03-07-2007, 06:33 AM
I had a problem with the tempering valve which is near but not part of the furnace. It mixes cold water with hot to keep the hot water delivered to the system at a "constant" non-scalding temperature. It was letting in more cold water than it should. I ended up taking the stem out of mine which disabled the mixing without the need to change the plumbing.
The problem occurred when the supply water got to about 34 F in the winter.
A few years ago I put a 40 gallon electric on the outlet side of the tankless in my boiler, with the electric setting below the tankless discharge temperature. In the wintertime, the electric never comes on and my water temperature is very stable. In the summer, I shut off the boiler and save more than enough $2.30 per gallon oil to pay for the electric water heating for two people. Keeping a boiler hot for hot water in the non-heating season burns a lot of oil to supply warm air going up the flue.
03-07-2007, 01:42 PM
Ok, just got off the phone with the owner of the oil company that services my furnace. His suggestions were to keep my high at 205, and turn my low to 195, and switch my differential to about 10. He thinks the water is going too fast thru my coil and not heating enough. Also, he said to turn up the mixing valve, ...I did all of this, but the mixing valve is already up to max. Also, I mentioned the tank temp gauge was on 145 degrees, but when I went down to make these changes it was at 180 degrees, must have just ran for hot water. Any feedback on his suggestions??
Also, he suggested in the future because of my four person family, that I might think of a water tank, but, he said it is pretty expensive (around $1,300) but mentioned that could be in the future, not needed now.
03-07-2007, 02:29 PM
I lived with a situation similar to yours, and I ended up (just this January) putting in an indirect water heater. This is basically plumbed in as a separate (often a priority) zone of the boiler. There is a coil in it to heat the stored water, so there is a good supply of hot water, just like a stand alone gas, oil or electric water, but it gets its heat from the boiler. The better ones have standby losses in the order of 1/4-degree/hour, so unless using hot water, they keep what you've got for a long time. They come in various sizes and internal finishes (I got a stainless steel lined tank).

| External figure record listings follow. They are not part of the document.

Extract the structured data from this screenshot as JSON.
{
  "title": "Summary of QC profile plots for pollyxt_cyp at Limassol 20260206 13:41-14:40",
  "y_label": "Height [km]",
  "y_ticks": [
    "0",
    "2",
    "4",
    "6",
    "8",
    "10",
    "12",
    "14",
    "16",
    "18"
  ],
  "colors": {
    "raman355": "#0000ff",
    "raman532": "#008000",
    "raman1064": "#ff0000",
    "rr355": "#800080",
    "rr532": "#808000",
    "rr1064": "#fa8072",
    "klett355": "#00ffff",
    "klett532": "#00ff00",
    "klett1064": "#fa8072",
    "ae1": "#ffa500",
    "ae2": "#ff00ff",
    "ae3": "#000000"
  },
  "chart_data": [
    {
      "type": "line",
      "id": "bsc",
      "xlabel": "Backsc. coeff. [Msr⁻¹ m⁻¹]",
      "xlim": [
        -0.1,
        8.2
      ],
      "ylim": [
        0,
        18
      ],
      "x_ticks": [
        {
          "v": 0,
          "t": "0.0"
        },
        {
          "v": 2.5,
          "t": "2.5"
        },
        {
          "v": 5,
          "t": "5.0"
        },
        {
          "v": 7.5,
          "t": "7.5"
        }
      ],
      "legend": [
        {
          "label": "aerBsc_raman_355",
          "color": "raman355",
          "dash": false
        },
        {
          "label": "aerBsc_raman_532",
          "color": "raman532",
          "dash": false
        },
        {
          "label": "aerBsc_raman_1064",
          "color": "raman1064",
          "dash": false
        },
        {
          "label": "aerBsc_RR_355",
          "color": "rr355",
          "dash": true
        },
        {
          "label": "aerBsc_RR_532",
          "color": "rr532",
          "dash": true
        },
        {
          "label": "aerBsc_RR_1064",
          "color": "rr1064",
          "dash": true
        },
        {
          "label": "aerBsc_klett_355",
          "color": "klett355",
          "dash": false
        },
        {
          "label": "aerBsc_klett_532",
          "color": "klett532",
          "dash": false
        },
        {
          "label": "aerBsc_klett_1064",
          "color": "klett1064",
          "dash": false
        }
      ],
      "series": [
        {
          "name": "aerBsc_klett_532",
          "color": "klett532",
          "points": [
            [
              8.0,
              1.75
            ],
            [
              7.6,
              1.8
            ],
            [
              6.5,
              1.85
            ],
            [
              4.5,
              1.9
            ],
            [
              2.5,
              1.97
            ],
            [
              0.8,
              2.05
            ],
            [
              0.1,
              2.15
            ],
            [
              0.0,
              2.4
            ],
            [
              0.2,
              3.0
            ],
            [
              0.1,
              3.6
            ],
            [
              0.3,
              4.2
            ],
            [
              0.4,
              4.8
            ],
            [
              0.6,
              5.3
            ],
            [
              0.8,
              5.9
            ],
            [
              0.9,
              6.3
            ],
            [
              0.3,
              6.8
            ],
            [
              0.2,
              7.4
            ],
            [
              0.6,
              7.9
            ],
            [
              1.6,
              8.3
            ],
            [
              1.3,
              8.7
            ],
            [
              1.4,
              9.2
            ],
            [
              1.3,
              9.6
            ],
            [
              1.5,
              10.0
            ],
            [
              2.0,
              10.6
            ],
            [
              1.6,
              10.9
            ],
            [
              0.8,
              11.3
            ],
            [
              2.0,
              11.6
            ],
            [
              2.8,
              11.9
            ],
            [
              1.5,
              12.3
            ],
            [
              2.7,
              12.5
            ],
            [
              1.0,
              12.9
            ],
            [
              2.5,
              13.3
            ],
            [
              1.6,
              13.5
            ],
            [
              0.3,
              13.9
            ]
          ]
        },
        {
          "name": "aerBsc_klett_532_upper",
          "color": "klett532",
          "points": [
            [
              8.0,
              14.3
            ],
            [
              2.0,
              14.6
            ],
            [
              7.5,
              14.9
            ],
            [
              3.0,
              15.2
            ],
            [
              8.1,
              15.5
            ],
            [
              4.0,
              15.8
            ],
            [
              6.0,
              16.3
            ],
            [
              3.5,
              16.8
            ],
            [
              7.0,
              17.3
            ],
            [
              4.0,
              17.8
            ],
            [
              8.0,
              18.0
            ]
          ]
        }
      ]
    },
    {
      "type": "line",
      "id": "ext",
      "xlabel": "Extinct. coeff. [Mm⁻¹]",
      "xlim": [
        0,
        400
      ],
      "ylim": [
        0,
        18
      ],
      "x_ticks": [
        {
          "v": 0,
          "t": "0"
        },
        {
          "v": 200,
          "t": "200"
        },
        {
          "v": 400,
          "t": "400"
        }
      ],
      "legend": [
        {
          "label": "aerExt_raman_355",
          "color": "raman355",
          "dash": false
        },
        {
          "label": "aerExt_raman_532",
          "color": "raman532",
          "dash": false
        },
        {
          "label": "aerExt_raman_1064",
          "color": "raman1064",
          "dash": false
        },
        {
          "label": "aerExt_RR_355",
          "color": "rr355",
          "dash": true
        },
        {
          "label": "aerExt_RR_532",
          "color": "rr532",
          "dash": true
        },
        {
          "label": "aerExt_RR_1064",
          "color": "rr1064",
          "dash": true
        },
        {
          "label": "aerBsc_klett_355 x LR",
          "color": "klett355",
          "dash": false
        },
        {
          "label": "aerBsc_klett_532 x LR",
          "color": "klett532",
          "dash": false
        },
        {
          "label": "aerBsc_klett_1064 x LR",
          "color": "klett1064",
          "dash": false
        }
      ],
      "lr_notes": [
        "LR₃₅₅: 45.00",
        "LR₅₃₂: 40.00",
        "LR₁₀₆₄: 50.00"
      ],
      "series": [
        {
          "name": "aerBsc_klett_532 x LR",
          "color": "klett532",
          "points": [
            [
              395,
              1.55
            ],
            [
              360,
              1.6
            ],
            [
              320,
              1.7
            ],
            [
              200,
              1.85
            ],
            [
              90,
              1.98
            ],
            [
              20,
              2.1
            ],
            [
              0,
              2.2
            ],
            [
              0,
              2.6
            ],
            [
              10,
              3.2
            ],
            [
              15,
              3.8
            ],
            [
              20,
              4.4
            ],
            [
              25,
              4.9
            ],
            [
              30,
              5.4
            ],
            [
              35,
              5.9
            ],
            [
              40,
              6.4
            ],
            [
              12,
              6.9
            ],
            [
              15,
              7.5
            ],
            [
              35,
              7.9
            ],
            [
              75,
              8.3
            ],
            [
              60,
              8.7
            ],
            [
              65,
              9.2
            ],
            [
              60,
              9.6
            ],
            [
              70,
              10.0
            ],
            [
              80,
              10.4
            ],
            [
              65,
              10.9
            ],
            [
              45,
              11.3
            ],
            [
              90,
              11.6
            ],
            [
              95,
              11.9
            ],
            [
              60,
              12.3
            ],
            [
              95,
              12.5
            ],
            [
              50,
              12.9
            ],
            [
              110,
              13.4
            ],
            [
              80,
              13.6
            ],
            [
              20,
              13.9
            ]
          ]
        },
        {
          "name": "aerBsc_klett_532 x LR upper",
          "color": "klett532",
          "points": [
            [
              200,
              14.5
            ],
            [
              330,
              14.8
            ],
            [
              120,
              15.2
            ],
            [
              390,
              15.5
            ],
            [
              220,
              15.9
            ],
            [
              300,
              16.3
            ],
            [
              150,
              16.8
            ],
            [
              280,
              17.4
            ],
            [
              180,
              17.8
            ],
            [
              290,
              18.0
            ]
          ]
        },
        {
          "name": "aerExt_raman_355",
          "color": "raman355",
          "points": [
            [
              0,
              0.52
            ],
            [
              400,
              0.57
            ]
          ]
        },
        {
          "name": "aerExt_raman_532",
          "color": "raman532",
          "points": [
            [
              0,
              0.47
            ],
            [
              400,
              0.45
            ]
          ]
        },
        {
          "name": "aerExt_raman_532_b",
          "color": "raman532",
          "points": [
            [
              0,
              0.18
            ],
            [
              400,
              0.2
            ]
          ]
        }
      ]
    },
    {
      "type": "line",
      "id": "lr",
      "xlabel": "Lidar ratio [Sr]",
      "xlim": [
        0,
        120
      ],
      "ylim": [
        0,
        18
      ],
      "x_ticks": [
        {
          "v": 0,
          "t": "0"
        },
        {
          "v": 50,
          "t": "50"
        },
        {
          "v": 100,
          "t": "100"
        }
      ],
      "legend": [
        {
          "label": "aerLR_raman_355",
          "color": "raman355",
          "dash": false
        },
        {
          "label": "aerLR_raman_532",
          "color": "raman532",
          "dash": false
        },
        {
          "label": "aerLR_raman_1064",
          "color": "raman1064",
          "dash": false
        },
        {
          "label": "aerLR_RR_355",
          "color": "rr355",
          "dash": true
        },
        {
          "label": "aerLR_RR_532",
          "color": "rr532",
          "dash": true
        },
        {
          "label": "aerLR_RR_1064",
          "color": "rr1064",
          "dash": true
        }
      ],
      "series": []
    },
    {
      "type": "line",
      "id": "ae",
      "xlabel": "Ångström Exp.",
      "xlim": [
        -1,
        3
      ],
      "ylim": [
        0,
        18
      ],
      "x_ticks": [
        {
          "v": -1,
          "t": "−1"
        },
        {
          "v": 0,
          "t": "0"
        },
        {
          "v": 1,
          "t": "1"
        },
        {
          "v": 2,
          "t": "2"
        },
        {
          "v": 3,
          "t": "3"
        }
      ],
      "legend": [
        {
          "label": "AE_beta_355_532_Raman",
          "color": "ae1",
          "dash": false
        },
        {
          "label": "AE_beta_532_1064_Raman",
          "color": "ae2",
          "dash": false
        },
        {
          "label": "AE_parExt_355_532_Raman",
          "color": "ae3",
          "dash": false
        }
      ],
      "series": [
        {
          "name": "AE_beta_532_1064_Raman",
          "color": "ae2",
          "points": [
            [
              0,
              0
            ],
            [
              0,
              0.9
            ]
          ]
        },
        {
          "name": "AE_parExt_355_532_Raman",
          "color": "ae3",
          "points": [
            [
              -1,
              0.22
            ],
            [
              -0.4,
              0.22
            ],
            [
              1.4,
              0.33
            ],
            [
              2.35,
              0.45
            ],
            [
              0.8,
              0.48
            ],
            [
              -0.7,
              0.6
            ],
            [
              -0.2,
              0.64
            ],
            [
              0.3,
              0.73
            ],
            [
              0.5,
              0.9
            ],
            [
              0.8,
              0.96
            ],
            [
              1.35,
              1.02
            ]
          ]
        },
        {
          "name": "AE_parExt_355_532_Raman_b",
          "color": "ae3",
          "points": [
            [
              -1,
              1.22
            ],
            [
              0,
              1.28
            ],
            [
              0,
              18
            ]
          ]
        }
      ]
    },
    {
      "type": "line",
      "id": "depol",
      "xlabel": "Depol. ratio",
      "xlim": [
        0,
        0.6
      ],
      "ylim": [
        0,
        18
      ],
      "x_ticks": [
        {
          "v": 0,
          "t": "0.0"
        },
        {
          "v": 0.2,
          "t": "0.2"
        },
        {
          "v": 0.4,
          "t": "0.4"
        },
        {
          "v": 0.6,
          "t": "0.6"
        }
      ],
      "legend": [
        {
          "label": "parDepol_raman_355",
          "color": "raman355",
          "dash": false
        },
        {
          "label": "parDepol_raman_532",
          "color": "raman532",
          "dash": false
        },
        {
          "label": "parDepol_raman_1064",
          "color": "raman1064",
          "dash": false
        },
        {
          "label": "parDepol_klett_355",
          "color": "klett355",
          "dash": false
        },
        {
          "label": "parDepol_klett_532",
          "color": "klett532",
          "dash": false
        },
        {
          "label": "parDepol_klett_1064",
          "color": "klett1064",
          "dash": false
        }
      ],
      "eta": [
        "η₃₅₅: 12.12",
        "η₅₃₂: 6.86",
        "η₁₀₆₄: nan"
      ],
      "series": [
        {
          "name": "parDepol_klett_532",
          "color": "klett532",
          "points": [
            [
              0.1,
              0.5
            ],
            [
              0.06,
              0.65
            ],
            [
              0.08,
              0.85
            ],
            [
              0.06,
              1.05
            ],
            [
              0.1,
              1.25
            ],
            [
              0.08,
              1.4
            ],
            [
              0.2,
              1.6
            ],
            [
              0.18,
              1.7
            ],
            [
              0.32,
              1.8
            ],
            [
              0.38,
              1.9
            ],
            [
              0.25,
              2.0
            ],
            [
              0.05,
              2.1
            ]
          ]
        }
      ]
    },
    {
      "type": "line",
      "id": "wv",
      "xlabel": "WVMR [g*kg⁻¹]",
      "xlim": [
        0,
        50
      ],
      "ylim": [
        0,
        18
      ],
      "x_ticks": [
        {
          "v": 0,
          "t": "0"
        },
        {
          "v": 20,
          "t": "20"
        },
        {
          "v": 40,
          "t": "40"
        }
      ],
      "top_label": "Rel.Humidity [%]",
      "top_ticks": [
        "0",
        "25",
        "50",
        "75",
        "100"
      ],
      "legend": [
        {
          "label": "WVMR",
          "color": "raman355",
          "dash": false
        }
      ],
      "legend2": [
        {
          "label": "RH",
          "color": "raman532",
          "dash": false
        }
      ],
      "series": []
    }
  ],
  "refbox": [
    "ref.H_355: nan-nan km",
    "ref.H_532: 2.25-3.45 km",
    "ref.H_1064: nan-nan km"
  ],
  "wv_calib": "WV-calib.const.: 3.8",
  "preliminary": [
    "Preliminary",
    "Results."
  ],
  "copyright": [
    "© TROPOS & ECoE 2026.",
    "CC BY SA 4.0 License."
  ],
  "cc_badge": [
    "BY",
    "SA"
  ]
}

Because they have the full output of the boiler (if on a priority zone), they heat faster and (typically) a smaller tank is sufficient than if it was a stand-alone unit.
While keeping the boiler at that (fairly high) temperature, you will be wasting a lot of fuel and it will cycle more. It should help the hot water supply, though. The better long-term solution would be a different way to heat the water. Bob's solution works, but watch your utility rates. Electric can be expensive in many areas, more so than oil sometimes.
Note, most of the newer, high-efficiency boilers have verly little internal capacity, and keeping one hot isn't too expensive. Not sure if this is done with oil-fired jobs, though, but is fairly common for gas.
had one plumber tell my customer(now) his coil was failing and sold him on an indirect water heater. I changed the guts in the mixing valve. endless hot water.That was 2 years ago still running strong.
03-12-2007, 05:20 AM
Take the little rod out of the tempering valve and see what happens. You can usually do that by turning off the water and removing the part where the adjustment is located. That, plus cranking up the temperature setting, should solve the problem.
I really like my "second stage" electric (see my earlier post on 3/7 on this thread). I did the plumbing and electric myself so it only cost about $60 more than the price of the water heater at HD. It uses no electricity in the winter, and in the summer the electricity costs less than it costs to keep the boiler hot with expensive oil.